What is a DDoS attack?
A distributed denial-of-service (DDoS) attack is a malicious attempt to disrupt the normal traffic of a targeted server, service or network by overwhelming the target or its surrounding infrastructure with a flood of Internet traffic. DDoS attacks achieve effectiveness by utilizing multiple compromised computer systems as sources of attack traffic. Exploited machines can include computers and other networked resources such as IoT devices. From a high level, a DDoS attack is like an unexpected traffic jam clogging up the highway, preventing regular traffic from arriving at its destination.
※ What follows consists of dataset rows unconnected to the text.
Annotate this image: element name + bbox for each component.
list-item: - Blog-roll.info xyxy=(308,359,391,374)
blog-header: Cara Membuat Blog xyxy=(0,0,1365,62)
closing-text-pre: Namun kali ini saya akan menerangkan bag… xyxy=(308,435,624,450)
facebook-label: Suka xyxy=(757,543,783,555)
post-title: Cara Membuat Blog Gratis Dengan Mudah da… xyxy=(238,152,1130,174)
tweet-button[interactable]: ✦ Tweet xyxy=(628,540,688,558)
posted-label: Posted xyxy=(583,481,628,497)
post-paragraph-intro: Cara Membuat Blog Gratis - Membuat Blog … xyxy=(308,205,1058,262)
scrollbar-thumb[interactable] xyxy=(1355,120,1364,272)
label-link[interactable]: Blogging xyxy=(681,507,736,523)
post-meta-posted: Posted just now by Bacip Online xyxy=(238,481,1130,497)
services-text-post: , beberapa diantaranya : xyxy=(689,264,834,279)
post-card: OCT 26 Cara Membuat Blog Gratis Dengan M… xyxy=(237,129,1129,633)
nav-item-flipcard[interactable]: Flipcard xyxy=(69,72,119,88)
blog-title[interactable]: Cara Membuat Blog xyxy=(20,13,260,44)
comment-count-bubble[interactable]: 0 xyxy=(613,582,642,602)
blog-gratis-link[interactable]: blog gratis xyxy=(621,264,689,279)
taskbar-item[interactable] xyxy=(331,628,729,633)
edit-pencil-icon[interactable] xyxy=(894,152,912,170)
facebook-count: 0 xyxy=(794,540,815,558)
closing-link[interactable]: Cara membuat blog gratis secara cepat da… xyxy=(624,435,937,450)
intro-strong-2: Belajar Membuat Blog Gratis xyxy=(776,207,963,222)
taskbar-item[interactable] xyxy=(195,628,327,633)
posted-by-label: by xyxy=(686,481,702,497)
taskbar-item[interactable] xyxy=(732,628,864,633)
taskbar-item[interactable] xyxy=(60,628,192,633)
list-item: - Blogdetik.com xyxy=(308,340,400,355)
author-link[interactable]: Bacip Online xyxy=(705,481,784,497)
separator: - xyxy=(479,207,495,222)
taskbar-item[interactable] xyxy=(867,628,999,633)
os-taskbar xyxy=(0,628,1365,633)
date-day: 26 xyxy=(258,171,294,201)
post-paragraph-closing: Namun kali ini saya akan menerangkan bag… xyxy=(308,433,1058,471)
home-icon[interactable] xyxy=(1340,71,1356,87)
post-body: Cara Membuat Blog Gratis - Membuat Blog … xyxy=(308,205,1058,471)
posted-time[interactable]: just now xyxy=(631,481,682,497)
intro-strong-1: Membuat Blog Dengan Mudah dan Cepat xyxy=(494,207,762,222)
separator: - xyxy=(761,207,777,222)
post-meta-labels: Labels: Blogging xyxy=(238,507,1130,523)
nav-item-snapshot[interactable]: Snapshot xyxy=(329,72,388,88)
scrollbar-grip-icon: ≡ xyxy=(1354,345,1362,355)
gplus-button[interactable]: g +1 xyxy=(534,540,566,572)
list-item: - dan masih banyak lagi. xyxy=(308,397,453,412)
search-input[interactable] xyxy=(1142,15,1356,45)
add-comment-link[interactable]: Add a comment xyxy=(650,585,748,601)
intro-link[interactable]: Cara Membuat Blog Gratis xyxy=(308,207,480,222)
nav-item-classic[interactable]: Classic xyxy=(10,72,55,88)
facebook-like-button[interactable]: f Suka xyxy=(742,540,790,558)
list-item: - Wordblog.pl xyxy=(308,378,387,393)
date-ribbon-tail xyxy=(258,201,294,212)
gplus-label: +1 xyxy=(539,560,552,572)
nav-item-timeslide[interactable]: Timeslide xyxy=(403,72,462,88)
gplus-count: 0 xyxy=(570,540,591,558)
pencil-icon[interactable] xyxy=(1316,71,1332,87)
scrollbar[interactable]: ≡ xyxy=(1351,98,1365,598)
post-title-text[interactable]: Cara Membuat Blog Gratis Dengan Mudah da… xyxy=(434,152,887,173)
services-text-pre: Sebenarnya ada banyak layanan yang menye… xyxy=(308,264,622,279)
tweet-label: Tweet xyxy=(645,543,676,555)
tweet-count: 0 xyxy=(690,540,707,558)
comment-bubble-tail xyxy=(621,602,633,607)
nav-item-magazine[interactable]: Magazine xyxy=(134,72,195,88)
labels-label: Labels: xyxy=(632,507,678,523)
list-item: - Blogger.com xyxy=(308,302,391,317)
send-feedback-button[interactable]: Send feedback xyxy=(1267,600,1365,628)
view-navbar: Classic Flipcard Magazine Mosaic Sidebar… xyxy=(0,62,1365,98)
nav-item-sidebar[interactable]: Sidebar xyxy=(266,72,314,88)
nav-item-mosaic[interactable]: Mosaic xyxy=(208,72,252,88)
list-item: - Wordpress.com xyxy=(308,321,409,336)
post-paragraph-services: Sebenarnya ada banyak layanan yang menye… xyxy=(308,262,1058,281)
How does a DDoS attack work?
DDoS attacks are carried out with networks of Internet-connected machines. These networks consist of computers and other devices (such as IoT devices)which have been infected with malware, allowing them to be controlled remotely by an attacker. These individual devices are referred to as bots (or zombies), and a group of bots is called a botnet. Once a botnet has been established, the attacker is able to direct an attack by sending remote instructions to each bot. When a victim’s server or network is targeted by the botnet, each bot sends requests to the target’s IP address, potentially causing the server or network to become overwhelmed, resulting in a denial-of-service to normal traffic. Because each bot is a legitimate Internet device, separating the attack traffic from normal traffic can be difficult.How to identify a DDoS attack
The most obvious symptom of a DDoS attack is a site or service suddenly becoming slow or unavailable. But since a number of causes — such a legitimate spike in traffic — can create similar performance issues, further investigation is usually required.
Traffic analytics tools can help you spot some of these telltale signs of a DDoS attack: Suspicious amounts of traffic originating from a single IP address or IP range A flood of traffic from users who share a single behavioral profile, such as device type, geolocation, or web browser version An unexplained surge in requests to a single page or endpoint Odd traffic patterns such as spikes at odd hours of the day or patterns that appear to be unnatural (e.g. a spike every 10 minutes) There are other, more specific signs of DDoS attack that can vary depending on the type of attack.
The goal of the attack:
DDOS attacks attempts to create congestion by consuming all available bandwidth between the target and the larger Internet. Large amounts of data are sent to a target by using a form of amplification or another means of creating massive traffic, such as requests from a botnet. The attacks target the layer where web pages are generated on the server and delivered in response to HTTP requests. A single HTTP request is computationally cheap to execute on the client side, but it can be expensive for the target server to respond to, as the server often loads multiple files and runs database queries in order to create a web page.